The 20th century opened with Europe at an apex of wealth and power, and with much of the world under its direct colonial control or its indirect domination. Much of the rest of the world was influenced by heavily Europeanized nations: the United States and Japan. As the century unfolded, however, the global system dominated by rival powers was subjected to severe strains, and ultimately seemed to yield to a more fluid structure of independent nations organized on Western models.
This transformation was catalyzed by wars of unparalleled scope and devastation. World War I destroyed many of Europe’s empires and monarchies, and weakened Britain and France. In its aftermath, powerful ideologies arose.
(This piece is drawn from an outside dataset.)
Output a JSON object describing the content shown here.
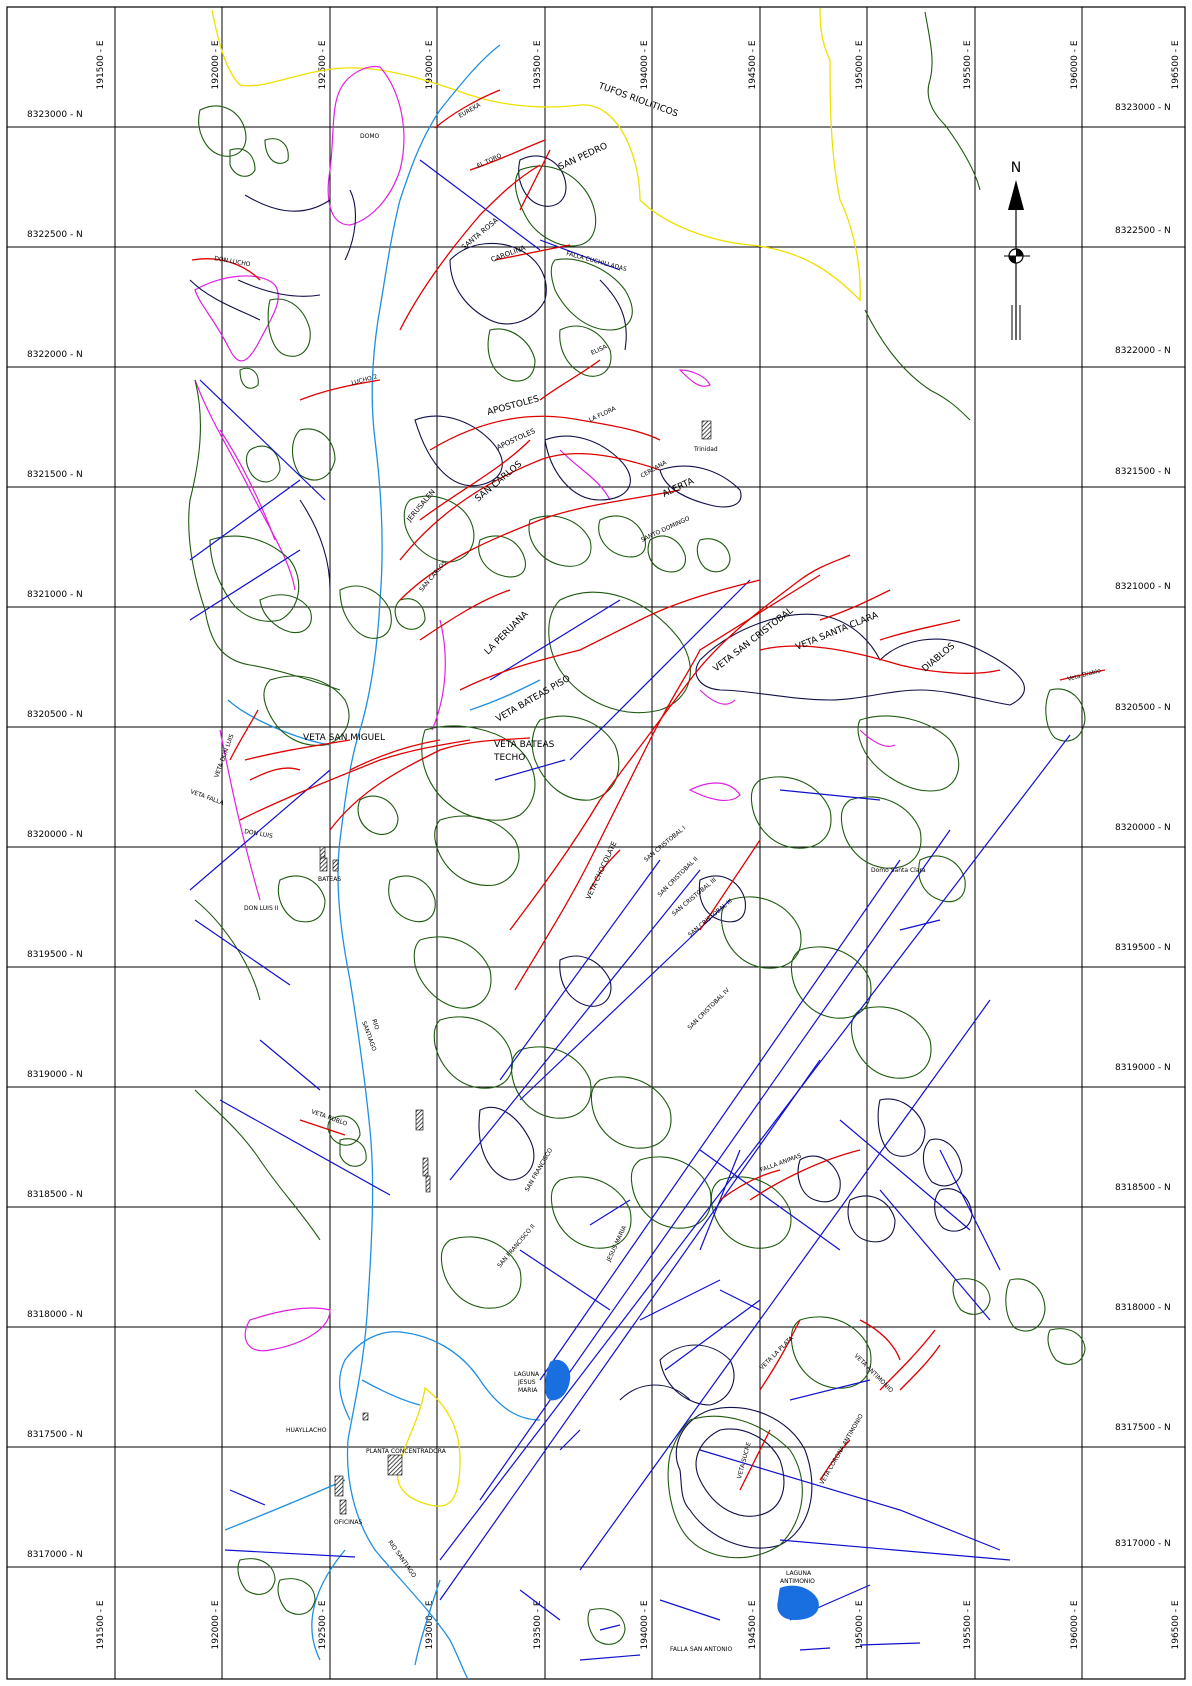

The Russian Revolution of 1917 created the first communist state, while the 1920s and 1930s saw militaristic fascist dictatorships gain control in Italy, Germany, Spain and elsewhere.
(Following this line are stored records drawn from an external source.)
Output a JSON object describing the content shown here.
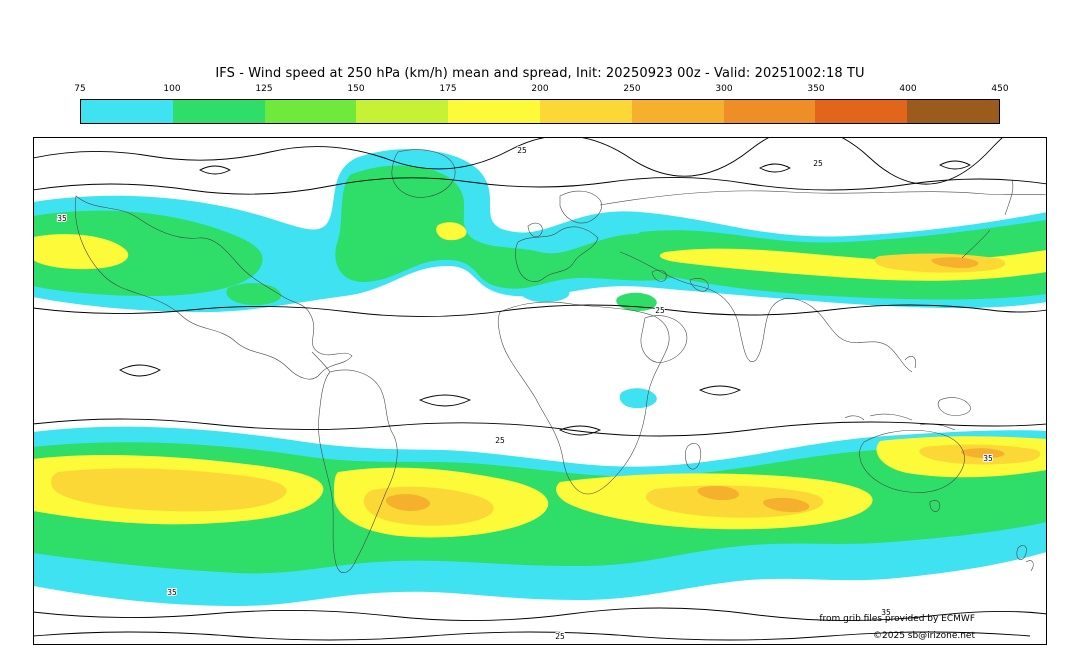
{
  "title": "IFS - Wind speed at 250 hPa (km/h) mean and spread, Init: 20250923 00z - Valid: 20251002:18 TU",
  "colorbar": {
    "ticks": [
      "75",
      "100",
      "125",
      "150",
      "175",
      "200",
      "250",
      "300",
      "350",
      "400",
      "450"
    ],
    "colors": [
      "#3fe2f0",
      "#2ede69",
      "#6fe93c",
      "#c6f134",
      "#fdfa39",
      "#fbd835",
      "#f5b02e",
      "#ee8e26",
      "#e1661c",
      "#9b5b1c"
    ]
  },
  "map": {
    "attribution_line1": "from grib files provided by ECMWF",
    "attribution_line2": "©2025 sb@irizone.net",
    "contour_labels": {
      "v25": "25",
      "v35": "35"
    }
  },
  "chart_data": {
    "type": "heatmap",
    "title": "IFS - Wind speed at 250 hPa (km/h) mean and spread",
    "init": "20250923 00z",
    "valid": "20251002:18 TU",
    "units": "km/h",
    "projection": "global equirectangular world map",
    "colorbar_ticks": [
      75,
      100,
      125,
      150,
      175,
      200,
      250,
      300,
      350,
      400,
      450
    ],
    "colorbar_colors": [
      "#3fe2f0",
      "#2ede69",
      "#6fe93c",
      "#c6f134",
      "#fdfa39",
      "#fbd835",
      "#f5b02e",
      "#ee8e26",
      "#e1661c",
      "#9b5b1c"
    ],
    "shading": "filled contours of ensemble-mean 250 hPa wind speed; values below 75 km/h left white",
    "contours": "black ensemble-spread contour lines labeled 25 and 35",
    "features": [
      {
        "region": "northern-hemisphere jet stream",
        "approx_lat_band": "35N-65N",
        "peak_shading": "175-250 km/h (yellow-orange core over NW Pacific / East Asia)"
      },
      {
        "region": "north Atlantic / Europe branch",
        "peak_shading": "100-175 km/h (green with small yellow cores)"
      },
      {
        "region": "southern-hemisphere jet stream",
        "approx_lat_band": "30S-60S",
        "peak_shading": "175-250 km/h cores south of South America, Africa, Indian Ocean and Australia"
      }
    ]
  }
}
Ongoing national rivalries, exacerbated by the economic turmoil of the Great Depression, helped precipitate World War II. The militaristic dictatorships of Europe and Japan pursued an ultimately doomed course of imperialist expansionism. Their defeat opened the way for the advance of Socialism and Communism into Central Europe, Yugoslavia, Bulgaria, Romania, Albania, China, North Vietnam and North Korea.
After World War II ended in 1945, the United Nations was founded in the hope of allaying conflicts among nations and preventing future wars. The Soviet Union, the United States, the United Kingdom and China were recognized as the Allied “Big Four” during the war and considered as the primary victors of World War II. With the addition of France, these five countries became the permanent seats in the United Nations Security Council. The war had, however, left two nations, the United States and the Soviet Union, with principal power to guide international affairs. Each was suspicious of the other and feared a global spread of the other’s political-economic model. This led to the Cold War, a forty-five-year stand-off between the United States, the Soviet Union, and their respective allies. With the development of nuclear weapons and the subsequent arms race, all of humanity were put at risk of nuclear war between the two superpowers. Such war being viewed as impractical, proxy wars were instead waged, at the expense of non-nuclear-armed Third World countries.
The Cold War lasted to the 1990s, when the Soviet Union’s communist system began to collapse, unable to compete economically with the United States and western Europe; the Soviets’ Central European”satellites” reasserted their national sovereignty, and in 1991 the Soviet Union itself disintegrated.The United States for the time being was left as the “sole remaining superpower”. After the 1970s, the United States’ superpower status came into question as that country’s economic supremacy began to show signs of slippage.